Discrimination in lending? Minority groups face increasing rejection for mortgage loans

Each Monday evening, people with low and moderate incomes who want to get bank loans will stop in and ask for help from the Jersey City office of Association of Community Organizations for Reform Now (ACORN), a non-profit organization with a branch on Newark Avenue.

But a recently released study by the non-profit group shows that if these prospective borrowers are minorities, they may have a more difficult time getting a bank loan than caucasians.

Despite laws designed to make money-lending practices fairer for minority groups that have been historically denied an equal opportunity, recent data shows that there is still a long way to go.

According to a study released by ACORN, low- and moderate-income borrowers of minority status are being rejected more often than other borrowers of the same economic status. Even worse, the study reports that the gap has widened in the past year in several areas of New Jersey, including Jersey City.

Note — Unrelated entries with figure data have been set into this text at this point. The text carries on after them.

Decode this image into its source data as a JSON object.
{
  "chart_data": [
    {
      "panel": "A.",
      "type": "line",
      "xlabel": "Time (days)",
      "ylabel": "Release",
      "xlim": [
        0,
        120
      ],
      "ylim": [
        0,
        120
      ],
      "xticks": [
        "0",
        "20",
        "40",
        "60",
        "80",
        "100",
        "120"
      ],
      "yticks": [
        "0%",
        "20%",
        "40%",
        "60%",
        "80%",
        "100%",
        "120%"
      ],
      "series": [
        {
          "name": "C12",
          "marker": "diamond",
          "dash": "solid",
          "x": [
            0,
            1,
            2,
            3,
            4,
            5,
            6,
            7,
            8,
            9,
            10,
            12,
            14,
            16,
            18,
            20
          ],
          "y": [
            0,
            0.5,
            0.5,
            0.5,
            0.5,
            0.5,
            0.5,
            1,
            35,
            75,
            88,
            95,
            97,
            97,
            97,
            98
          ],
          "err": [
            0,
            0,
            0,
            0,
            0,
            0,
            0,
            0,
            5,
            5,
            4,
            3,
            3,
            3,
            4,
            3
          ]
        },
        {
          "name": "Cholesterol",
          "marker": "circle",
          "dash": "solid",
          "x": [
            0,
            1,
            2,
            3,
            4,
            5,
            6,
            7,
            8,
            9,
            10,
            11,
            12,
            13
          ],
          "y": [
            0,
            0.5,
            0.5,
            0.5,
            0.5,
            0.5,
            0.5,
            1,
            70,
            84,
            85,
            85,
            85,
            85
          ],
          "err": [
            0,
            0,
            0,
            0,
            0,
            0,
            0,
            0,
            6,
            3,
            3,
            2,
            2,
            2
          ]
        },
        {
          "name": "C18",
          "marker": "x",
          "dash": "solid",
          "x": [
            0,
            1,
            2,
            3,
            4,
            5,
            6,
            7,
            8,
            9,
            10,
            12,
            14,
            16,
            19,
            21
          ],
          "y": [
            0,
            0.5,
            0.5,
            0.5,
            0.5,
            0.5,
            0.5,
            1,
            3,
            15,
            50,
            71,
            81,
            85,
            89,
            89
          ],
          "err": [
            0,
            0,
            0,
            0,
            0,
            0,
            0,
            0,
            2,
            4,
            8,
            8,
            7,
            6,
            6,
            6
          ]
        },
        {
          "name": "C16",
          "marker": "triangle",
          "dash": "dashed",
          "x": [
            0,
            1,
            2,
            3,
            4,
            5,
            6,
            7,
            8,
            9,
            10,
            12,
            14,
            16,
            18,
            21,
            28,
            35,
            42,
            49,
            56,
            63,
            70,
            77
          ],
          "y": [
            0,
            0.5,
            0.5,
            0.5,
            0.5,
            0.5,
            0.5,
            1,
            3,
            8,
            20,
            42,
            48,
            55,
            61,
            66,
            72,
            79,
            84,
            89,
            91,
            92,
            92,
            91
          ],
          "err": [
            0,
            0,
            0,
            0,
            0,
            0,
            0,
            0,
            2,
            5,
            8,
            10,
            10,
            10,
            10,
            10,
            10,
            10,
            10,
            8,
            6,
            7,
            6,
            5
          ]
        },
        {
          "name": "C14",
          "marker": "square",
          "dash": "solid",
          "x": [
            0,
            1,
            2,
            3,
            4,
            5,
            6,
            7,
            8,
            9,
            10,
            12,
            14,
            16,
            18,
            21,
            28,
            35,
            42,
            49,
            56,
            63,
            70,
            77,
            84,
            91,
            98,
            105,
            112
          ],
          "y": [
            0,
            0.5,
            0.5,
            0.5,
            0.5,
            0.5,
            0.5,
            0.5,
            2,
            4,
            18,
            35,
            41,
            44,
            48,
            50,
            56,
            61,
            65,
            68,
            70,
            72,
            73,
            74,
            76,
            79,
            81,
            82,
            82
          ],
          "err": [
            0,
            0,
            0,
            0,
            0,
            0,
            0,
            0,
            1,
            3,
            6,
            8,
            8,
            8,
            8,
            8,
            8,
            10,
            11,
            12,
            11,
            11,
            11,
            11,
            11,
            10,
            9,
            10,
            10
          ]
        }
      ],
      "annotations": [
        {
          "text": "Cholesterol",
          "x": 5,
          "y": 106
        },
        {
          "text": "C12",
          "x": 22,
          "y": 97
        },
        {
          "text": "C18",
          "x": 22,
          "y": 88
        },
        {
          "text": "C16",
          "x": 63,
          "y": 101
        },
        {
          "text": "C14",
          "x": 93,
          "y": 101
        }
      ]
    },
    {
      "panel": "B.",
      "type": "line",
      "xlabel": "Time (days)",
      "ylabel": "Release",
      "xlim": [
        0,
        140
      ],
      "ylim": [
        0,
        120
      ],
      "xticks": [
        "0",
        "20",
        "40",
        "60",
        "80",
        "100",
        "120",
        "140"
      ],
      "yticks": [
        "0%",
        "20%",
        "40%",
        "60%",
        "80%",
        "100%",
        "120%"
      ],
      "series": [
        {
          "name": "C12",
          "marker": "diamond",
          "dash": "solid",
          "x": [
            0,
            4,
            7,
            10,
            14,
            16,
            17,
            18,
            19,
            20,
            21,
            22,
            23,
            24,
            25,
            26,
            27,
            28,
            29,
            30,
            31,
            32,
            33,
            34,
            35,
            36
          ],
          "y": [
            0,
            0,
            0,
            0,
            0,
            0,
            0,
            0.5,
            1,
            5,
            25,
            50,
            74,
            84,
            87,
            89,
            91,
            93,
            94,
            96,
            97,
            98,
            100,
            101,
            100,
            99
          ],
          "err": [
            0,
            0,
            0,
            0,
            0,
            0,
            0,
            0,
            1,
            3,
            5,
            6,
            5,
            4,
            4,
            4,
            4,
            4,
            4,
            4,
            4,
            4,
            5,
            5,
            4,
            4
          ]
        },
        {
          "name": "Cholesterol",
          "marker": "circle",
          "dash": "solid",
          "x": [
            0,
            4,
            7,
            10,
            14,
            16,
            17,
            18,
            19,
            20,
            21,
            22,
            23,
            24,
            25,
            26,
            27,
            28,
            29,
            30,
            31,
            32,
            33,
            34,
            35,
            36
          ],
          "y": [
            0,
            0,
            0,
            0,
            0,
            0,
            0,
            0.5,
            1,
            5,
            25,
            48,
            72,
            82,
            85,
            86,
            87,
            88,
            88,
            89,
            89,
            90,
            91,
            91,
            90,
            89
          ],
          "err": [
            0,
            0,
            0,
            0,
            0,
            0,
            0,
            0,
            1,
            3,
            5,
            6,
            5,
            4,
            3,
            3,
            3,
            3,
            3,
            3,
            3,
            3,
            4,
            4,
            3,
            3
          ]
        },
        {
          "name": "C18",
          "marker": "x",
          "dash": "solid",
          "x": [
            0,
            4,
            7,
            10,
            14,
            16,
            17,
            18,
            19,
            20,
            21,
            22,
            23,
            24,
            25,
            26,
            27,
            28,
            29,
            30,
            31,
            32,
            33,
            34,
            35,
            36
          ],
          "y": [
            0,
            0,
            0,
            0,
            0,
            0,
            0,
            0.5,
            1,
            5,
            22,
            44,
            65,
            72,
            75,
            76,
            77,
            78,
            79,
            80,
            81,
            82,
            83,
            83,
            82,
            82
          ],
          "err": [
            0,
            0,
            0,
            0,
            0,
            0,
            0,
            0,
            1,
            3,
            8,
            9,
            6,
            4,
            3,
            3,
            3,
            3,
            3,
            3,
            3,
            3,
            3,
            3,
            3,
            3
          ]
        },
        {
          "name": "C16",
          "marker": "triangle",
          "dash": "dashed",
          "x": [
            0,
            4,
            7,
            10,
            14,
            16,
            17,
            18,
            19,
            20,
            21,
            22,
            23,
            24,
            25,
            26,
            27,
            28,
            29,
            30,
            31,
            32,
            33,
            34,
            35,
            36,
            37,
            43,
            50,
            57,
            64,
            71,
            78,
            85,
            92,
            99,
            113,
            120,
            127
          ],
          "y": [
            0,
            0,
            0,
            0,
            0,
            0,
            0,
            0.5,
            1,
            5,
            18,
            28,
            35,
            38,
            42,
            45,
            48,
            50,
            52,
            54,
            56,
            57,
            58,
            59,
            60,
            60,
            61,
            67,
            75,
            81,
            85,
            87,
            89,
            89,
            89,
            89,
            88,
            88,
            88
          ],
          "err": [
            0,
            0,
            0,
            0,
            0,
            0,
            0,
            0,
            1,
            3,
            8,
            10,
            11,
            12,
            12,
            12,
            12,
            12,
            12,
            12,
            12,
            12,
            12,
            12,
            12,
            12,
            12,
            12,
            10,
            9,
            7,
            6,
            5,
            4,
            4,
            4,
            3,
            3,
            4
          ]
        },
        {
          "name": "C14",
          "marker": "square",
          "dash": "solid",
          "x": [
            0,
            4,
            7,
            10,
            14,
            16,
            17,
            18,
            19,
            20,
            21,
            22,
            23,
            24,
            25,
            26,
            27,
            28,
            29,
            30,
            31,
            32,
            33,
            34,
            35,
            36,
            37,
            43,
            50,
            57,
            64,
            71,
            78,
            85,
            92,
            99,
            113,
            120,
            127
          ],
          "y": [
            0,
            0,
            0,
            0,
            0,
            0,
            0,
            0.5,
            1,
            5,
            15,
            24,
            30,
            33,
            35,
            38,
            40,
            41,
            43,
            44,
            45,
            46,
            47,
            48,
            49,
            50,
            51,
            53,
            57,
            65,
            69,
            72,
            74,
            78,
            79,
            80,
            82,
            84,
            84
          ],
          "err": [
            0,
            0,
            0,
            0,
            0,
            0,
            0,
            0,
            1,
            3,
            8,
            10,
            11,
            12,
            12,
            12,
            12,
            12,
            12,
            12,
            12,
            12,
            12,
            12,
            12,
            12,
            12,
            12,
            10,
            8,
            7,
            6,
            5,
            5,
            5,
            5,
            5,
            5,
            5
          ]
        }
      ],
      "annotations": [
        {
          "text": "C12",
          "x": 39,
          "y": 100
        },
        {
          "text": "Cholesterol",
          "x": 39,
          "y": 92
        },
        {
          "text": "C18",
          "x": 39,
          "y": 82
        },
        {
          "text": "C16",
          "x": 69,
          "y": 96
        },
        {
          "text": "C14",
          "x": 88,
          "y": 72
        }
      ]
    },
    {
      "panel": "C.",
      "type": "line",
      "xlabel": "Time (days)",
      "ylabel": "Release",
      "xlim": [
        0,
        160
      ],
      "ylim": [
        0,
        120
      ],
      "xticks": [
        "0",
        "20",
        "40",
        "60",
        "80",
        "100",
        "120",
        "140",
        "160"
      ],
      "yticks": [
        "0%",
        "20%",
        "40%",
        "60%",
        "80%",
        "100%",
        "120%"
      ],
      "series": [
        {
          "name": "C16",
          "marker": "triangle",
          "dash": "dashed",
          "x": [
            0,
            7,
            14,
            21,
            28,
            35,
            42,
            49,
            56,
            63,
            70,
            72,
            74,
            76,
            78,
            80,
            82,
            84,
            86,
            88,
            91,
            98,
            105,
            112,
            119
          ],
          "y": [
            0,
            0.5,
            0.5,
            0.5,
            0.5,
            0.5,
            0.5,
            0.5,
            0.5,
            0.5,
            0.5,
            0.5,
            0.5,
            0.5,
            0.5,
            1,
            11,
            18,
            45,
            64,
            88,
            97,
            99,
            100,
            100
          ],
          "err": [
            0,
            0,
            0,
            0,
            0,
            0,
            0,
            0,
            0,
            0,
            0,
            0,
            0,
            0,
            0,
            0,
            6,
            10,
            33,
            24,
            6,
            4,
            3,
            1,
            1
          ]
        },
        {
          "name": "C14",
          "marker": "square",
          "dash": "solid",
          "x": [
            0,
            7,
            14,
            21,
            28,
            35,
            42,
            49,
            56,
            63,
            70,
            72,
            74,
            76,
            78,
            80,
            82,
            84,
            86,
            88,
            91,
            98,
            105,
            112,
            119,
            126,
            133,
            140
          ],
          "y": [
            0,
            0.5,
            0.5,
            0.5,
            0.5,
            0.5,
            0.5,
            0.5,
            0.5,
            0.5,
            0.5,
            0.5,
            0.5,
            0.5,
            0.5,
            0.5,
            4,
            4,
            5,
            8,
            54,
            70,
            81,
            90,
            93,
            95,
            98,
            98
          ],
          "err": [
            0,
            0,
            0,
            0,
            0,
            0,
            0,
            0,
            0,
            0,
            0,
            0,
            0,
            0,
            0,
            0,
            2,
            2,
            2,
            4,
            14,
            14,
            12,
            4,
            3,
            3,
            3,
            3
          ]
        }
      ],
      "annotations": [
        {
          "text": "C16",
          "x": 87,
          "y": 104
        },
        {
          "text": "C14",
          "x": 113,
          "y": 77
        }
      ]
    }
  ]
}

Rejection for conventional loans increased somewhat for African-Americans, increased greatly for Latinos and increased only slightly for whites, according to the study.

In many instances, the issue seems to be purely about race. Comparing the year 2000 to 1999, the study stated that in Jersey City, “Upper-income African-Americans [earning more than $63,840] and upper-middle income African-Americans [earning more than $53,000] were more likely to be rejected than low-income whites [earning less than $26,000].”

ACORN Housing, a derivative but separate entity from ACORN, has tried to fix the racial disparity by serving as a link between the banks and the community. For one thing, they examine the statistics released each year. In compliance with the Home Mortgage Disclosure Act, each year the Financial Institutions Examinations Council (FIEC) releases statistics on the money-lending practices of 7,800 financial institutions. These statistics allow watchdog groups like ACORN Housing to examine whether or not certain groups are being discriminated against. The most recent report indicates that such discriminatory practices are taking place in Jersey City.

Chris Anderson, the local director for ACORN Housing, told the Hudson Reporter that progress has been made over the years, but the new numbers exhibit a discouraging trend.

One of the reasons, Anderson said, may be the weakened economy, as minorities may be disproportionately affected by a negative economy. African-American applicants were almost three times more likely to be rejected than white applicants in 2000, nearly a 17 percent increase from the previous year, according to the study.

“One of the depressing things is, while we have seen improvement, the gap is so big that it would take a long time to overcome the gap,” Anderson said.

Striving for change

ACORN is a non-profit organization that represents low to moderate-income families. In addition to reviewing the annual statistics, ACORN Housing tries to help these families by acting as a liaison between the community and the banks.

“Because of our links to the community, we will help low- to moderate-income families become aware of which banks are doing a good job,” Anderson said.

Every Monday at 6 p.m., ACORN Housing invites people interested in getting help with their loans to come to the headquarters on the second-floor office of 574 Newark Ave. in Jersey City to discuss what opportunities are available to them. People interested in attending the meeting are encouraged to call in advance at 222-7741.

After that meeting, people who want to take the next step are encouraged to meet with ACORN Housing representatives again on an individual basis. Approximately 10 to 15 people show up each week for the meeting, Anderson said.

“I see my job as a translator,” he said. “I translate the world of the banks into the world of the community.”

On a larger scale, ACORN Housing occasionally holds events like the upcoming Bank Fair on Oct. 20 in Patterson, N.J. This fair offers banks a chance to market their products to the community.

As far as Anderson is concerned, any improvements in the situation have come from banks who respond positively to federal laws that require them to invest money in communities that have many low-income residents. “A lot of lenders have taken interest that abide by the letter and the spirit,” Anderson said, citing Chase Manhattan, Fleet, and PNC Bank as places that have designed specific programs for lower- to moderate-income families. “That’s putting your money where your mouth is,” he said.

On the other hand, many banks have failed to live up to standards that the government has outlined. Anderson said that whatever progress has been made has been a result of the Community Reinvestment Acts passed in the mid-1980s that required lending institutions to spend money in lower income neighborhoods. “Real improvement comes when regulatory government takes a real interest,” he said.

As a result, many people find themselves borrowing money from what ACORN Housing refers to as predatory lenders. Financial institutions such as these purposely lend out money intending to eventually foreclose. In order to prevent such practices, ACORN Housing released recommendations along with its study that would narrow the racial disparity in money-lending practices. For the most part, these recommendations involve enforcing existing laws, especially the Community Reinvestment Acts.

But government regulation can only go so far, and ACORN Housing sees a need for aggressive changes to take place from within the banks to close a substantial gap, according to the report.